L’ouverture de la série était également une déclaration sur l’influence de Golden State sur les tendances qui définissent le basket-ball de la NBA, vers 2022. Les Warriors ont battu une équipe de Dallas qui a tenté 19 plus de tirs qu’ils ne l’ont fait au-delà de l’arc et ont exécuté un schéma de 5 retraits pendant une grande partie de la nuit pour maximiser l’espacement, une pratique maîtrisée par les Warriors pendant leur course de dynastie. Pendant tout ce temps, les Warriors se sont appuyés sur un centre dégingandé avec une portée limitée pour renforcer leur défense intérieure et leur rebond, et ils ont pris deux fois plus de tirs à longue distance qu’ils n’en ont fait sur le bord.

Pour une équipe qui a révolutionné la ligue au cours des années 2010, Golden State avait l’air positivement jurassique – et tout à fait efficace.

“Les équipes nous font en quelque sorte sortir de la ligne des 3 points”, a déclaré Thompson. “Cette période de l’année — [coach] Steve [Kerr] harpe toujours dessus – ce saut de milieu de gamme va être là. Andrew, Steph et moi, [Jordan Poole]cela fonctionnait vraiment pour nous ce soir.”

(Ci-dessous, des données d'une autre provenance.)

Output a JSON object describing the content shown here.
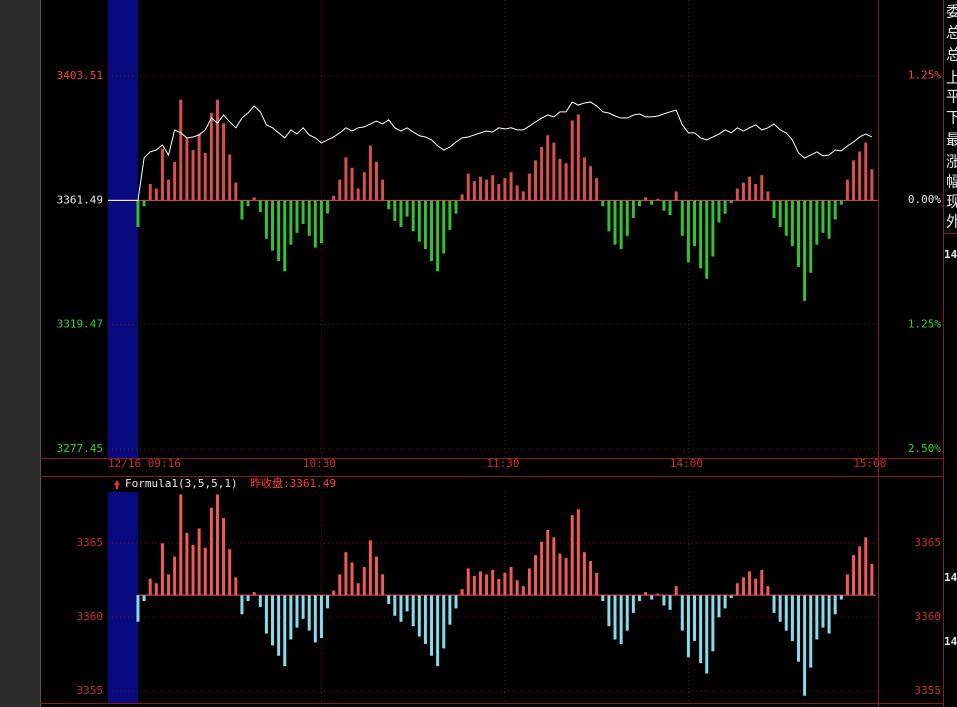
{
  "chart_data": [
    {
      "type": "intraday",
      "x": [
        0,
        2,
        4,
        6,
        8,
        10,
        12,
        14,
        16,
        18,
        20,
        22,
        24,
        26,
        28,
        30,
        32,
        34,
        36,
        38,
        40,
        42,
        44,
        46,
        48,
        50,
        52,
        54,
        56,
        58,
        60,
        62,
        64,
        66,
        68,
        70,
        72,
        74,
        76,
        78,
        80,
        82,
        84,
        86,
        88,
        90,
        92,
        94,
        96,
        98,
        100,
        102,
        104,
        106,
        108,
        110,
        112,
        114,
        116,
        118,
        120,
        122,
        124,
        126,
        128,
        130,
        132,
        134,
        136,
        138,
        140,
        142,
        144,
        146,
        148,
        150,
        152,
        154,
        156,
        158,
        160,
        162,
        164,
        166,
        168,
        170,
        172,
        174,
        176,
        178,
        180,
        182,
        184,
        186,
        188,
        190,
        192,
        194,
        196,
        198,
        200,
        202,
        204,
        206,
        208,
        210,
        212,
        214,
        216,
        218,
        220,
        222,
        224,
        226,
        228,
        230,
        232,
        234,
        236,
        238,
        240
      ],
      "xlim": [
        -9.8,
        242
      ],
      "xticks": [
        {
          "value": 0,
          "label": "12/16 09:16"
        },
        {
          "value": 60,
          "label": "10:30"
        },
        {
          "value": 120,
          "label": "11:30"
        },
        {
          "value": 180,
          "label": "14:00"
        },
        {
          "value": 240,
          "label": "15:00"
        }
      ],
      "ylim": [
        3274.4,
        3429.2
      ],
      "yticks": [
        3403.51,
        3361.49,
        3319.47,
        3277.45
      ],
      "y2lim": [
        -2.59,
        2.01
      ],
      "y2ticks": [
        {
          "value": 1.25,
          "label": "1.25%"
        },
        {
          "value": 0,
          "label": "0.00%"
        },
        {
          "value": -1.25,
          "label": "1.25%"
        },
        {
          "value": -2.5,
          "label": "2.50%"
        }
      ],
      "baseline": 3361.49,
      "grid": true,
      "line": {
        "color": "#ffffff",
        "values": [
          3361.49,
          3375.8,
          3377.9,
          3378.5,
          3380.2,
          3376.8,
          3385.3,
          3384.3,
          3382.6,
          3382.9,
          3383.6,
          3385.3,
          3389.3,
          3387.6,
          3390.3,
          3388.0,
          3386.0,
          3389.3,
          3391.0,
          3393.4,
          3391.4,
          3387.0,
          3386.0,
          3384.3,
          3382.6,
          3385.3,
          3383.9,
          3386.0,
          3383.6,
          3382.6,
          3380.9,
          3381.9,
          3382.9,
          3384.3,
          3386.0,
          3384.9,
          3386.0,
          3386.3,
          3387.3,
          3388.3,
          3387.3,
          3388.7,
          3386.0,
          3384.9,
          3386.0,
          3384.6,
          3383.3,
          3382.9,
          3381.9,
          3379.9,
          3378.5,
          3379.5,
          3381.2,
          3382.6,
          3382.9,
          3383.6,
          3384.3,
          3384.9,
          3384.6,
          3386.0,
          3385.6,
          3386.0,
          3385.3,
          3385.3,
          3386.6,
          3388.0,
          3389.3,
          3390.3,
          3389.7,
          3391.4,
          3391.4,
          3394.7,
          3393.7,
          3394.4,
          3394.7,
          3393.4,
          3391.4,
          3391.0,
          3390.0,
          3389.3,
          3389.3,
          3390.3,
          3390.7,
          3389.7,
          3389.7,
          3390.0,
          3390.7,
          3391.4,
          3392.0,
          3387.0,
          3384.3,
          3384.3,
          3382.6,
          3381.9,
          3382.9,
          3383.9,
          3385.3,
          3384.3,
          3386.0,
          3384.9,
          3386.0,
          3387.0,
          3385.3,
          3386.0,
          3387.3,
          3385.3,
          3384.3,
          3381.9,
          3377.5,
          3375.8,
          3376.8,
          3377.9,
          3376.5,
          3376.8,
          3378.5,
          3378.2,
          3379.9,
          3381.2,
          3382.9,
          3383.9,
          3382.9
        ]
      },
      "bars": {
        "up_color": "#d9504f",
        "down_color": "#33c233",
        "values": [
          3352.5,
          3359.5,
          3367.0,
          3365.5,
          3379.0,
          3368.5,
          3374.5,
          3395.5,
          3382.5,
          3378.5,
          3384.0,
          3377.5,
          3391.0,
          3395.5,
          3387.5,
          3377.0,
          3367.5,
          3355.0,
          3359.5,
          3362.5,
          3357.5,
          3348.5,
          3344.5,
          3341.0,
          3337.5,
          3346.5,
          3350.5,
          3353.5,
          3349.5,
          3345.5,
          3347.0,
          3357.0,
          3363.0,
          3368.5,
          3376.0,
          3372.5,
          3365.5,
          3371.0,
          3380.0,
          3374.5,
          3368.5,
          3358.5,
          3354.5,
          3352.5,
          3356.0,
          3351.0,
          3347.5,
          3345.0,
          3341.0,
          3337.5,
          3343.5,
          3351.5,
          3357.0,
          3363.5,
          3370.5,
          3368.0,
          3369.5,
          3368.5,
          3370.0,
          3367.0,
          3369.0,
          3371.0,
          3366.5,
          3364.5,
          3370.5,
          3375.0,
          3379.5,
          3383.5,
          3381.0,
          3375.5,
          3374.0,
          3388.5,
          3390.5,
          3376.0,
          3373.0,
          3369.0,
          3359.5,
          3351.0,
          3346.5,
          3345.0,
          3349.5,
          3355.5,
          3359.5,
          3362.5,
          3360.0,
          3362.0,
          3358.0,
          3356.5,
          3364.5,
          3349.5,
          3340.5,
          3346.0,
          3338.5,
          3335.0,
          3342.5,
          3354.0,
          3357.0,
          3360.5,
          3365.5,
          3367.5,
          3369.5,
          3367.0,
          3370.0,
          3364.5,
          3355.5,
          3352.5,
          3349.5,
          3346.0,
          3339.0,
          3327.5,
          3337.0,
          3346.5,
          3350.5,
          3348.5,
          3355.0,
          3360.0,
          3368.5,
          3375.0,
          3378.0,
          3381.0,
          3372.0
        ]
      }
    },
    {
      "type": "bar",
      "title": "Formula1(3,5,5,1)",
      "reference": {
        "value": 3361.49,
        "label": "昨收盘:3361.49"
      },
      "x": [
        0,
        2,
        4,
        6,
        8,
        10,
        12,
        14,
        16,
        18,
        20,
        22,
        24,
        26,
        28,
        30,
        32,
        34,
        36,
        38,
        40,
        42,
        44,
        46,
        48,
        50,
        52,
        54,
        56,
        58,
        60,
        62,
        64,
        66,
        68,
        70,
        72,
        74,
        76,
        78,
        80,
        82,
        84,
        86,
        88,
        90,
        92,
        94,
        96,
        98,
        100,
        102,
        104,
        106,
        108,
        110,
        112,
        114,
        116,
        118,
        120,
        122,
        124,
        126,
        128,
        130,
        132,
        134,
        136,
        138,
        140,
        142,
        144,
        146,
        148,
        150,
        152,
        154,
        156,
        158,
        160,
        162,
        164,
        166,
        168,
        170,
        172,
        174,
        176,
        178,
        180,
        182,
        184,
        186,
        188,
        190,
        192,
        194,
        196,
        198,
        200,
        202,
        204,
        206,
        208,
        210,
        212,
        214,
        216,
        218,
        220,
        222,
        224,
        226,
        228,
        230,
        232,
        234,
        236,
        238,
        240
      ],
      "xlim": [
        -9.8,
        242
      ],
      "ylim": [
        3354.2,
        3369.4
      ],
      "yticks": [
        3365,
        3360,
        3355
      ],
      "y2lim": [
        3354.2,
        3369.4
      ],
      "y2ticks": [
        3365,
        3360,
        3355
      ],
      "grid": true,
      "up_color": "#f05a5a",
      "down_color": "#86dcec",
      "values": [
        3359.69,
        3361.09,
        3362.59,
        3362.29,
        3364.99,
        3362.89,
        3364.09,
        3368.29,
        3365.69,
        3364.89,
        3365.99,
        3364.69,
        3367.39,
        3368.29,
        3366.69,
        3364.59,
        3362.69,
        3360.19,
        3361.09,
        3361.69,
        3360.69,
        3358.89,
        3358.09,
        3357.39,
        3356.69,
        3358.49,
        3359.29,
        3359.89,
        3359.09,
        3358.29,
        3358.59,
        3360.59,
        3361.79,
        3362.89,
        3364.39,
        3363.69,
        3362.29,
        3363.39,
        3365.19,
        3364.09,
        3362.89,
        3360.89,
        3360.09,
        3359.69,
        3360.39,
        3359.39,
        3358.69,
        3358.19,
        3357.39,
        3356.69,
        3357.89,
        3359.49,
        3360.59,
        3361.89,
        3363.29,
        3362.79,
        3363.09,
        3362.89,
        3363.19,
        3362.59,
        3362.99,
        3363.39,
        3362.49,
        3362.09,
        3363.29,
        3364.19,
        3365.09,
        3365.89,
        3365.39,
        3364.29,
        3363.99,
        3366.89,
        3367.29,
        3364.39,
        3363.79,
        3362.99,
        3361.09,
        3359.39,
        3358.49,
        3358.19,
        3359.09,
        3360.29,
        3361.09,
        3361.69,
        3361.19,
        3361.59,
        3360.79,
        3360.49,
        3362.09,
        3359.09,
        3357.29,
        3358.39,
        3356.89,
        3356.19,
        3357.69,
        3359.99,
        3360.59,
        3361.29,
        3362.29,
        3362.69,
        3363.09,
        3362.59,
        3363.19,
        3362.09,
        3360.29,
        3359.69,
        3359.09,
        3358.39,
        3356.99,
        3354.69,
        3356.59,
        3358.49,
        3359.29,
        3358.89,
        3360.19,
        3361.19,
        3362.89,
        3364.19,
        3364.79,
        3365.39,
        3363.59
      ]
    }
  ],
  "sidebar": {
    "labels": [
      "委",
      "总",
      "总",
      "上",
      "平",
      "下",
      "最",
      "涨",
      "幅",
      "现",
      "外"
    ],
    "numbers": [
      "14",
      "14",
      "14"
    ]
  }
}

Il n’est pas rare que même les idéalistes les plus ardents adoptent le pragmatisme à l’âge mûr. Au cours de leur ascension vers la grandeur, les Warriors ont enfreint les règles du basketball conventionnel de la NBA, en ont réécrit quelques autres et en ont établi de nouvelles. Aujourd’hui, après trois ans passés dans le désert à soigner des blessures et à perdre des contributeurs clés, l’équipe a adopté une combinaison de sagesse artisanale et de magie pratique.

Les Warriors comprennent parfaitement que si Dallas ne reproduit peut-être pas le tir torride qu’il a déclenché sur les Phoenix Suns la semaine dernière, il est également peu probable que les Mavs ratent plus des trois quarts de leurs tentatives à distance dans cette série.

Pour sa part, Curry – diplômé du Davidson College le week-end dernier – semble ravi d’être à la fois mentor et rival d’une nouvelle classe de stars de la NBA. Une floraison relativement tardive, Curry s’est émerveillé du travail et du leadership de Morant lors de la victoire de la série Warriors contre les Memphis Grizzlies en demi-finale de conférence. Curry a également reconnu qu’il ne sera pas facile de repousser le jeune virtuose des Grizzlies à l’avenir.

Mais l’âge affirme aussi la confiance en soi. Cela dit à un gars qui a remporté trois bagues, deux prix MVP et qui a changé la façon dont la NBA joue au basket qu’il peut faire confiance à son instinct sans faute. L’âge rappelle également à Curry que le temps presse.

“Je n’essaie pas de revendiquer l’étiquette de” vieux “”, a déclaré Curry avant le premier match. “Mais nous avons aussi faim qu’eux pour le faire.”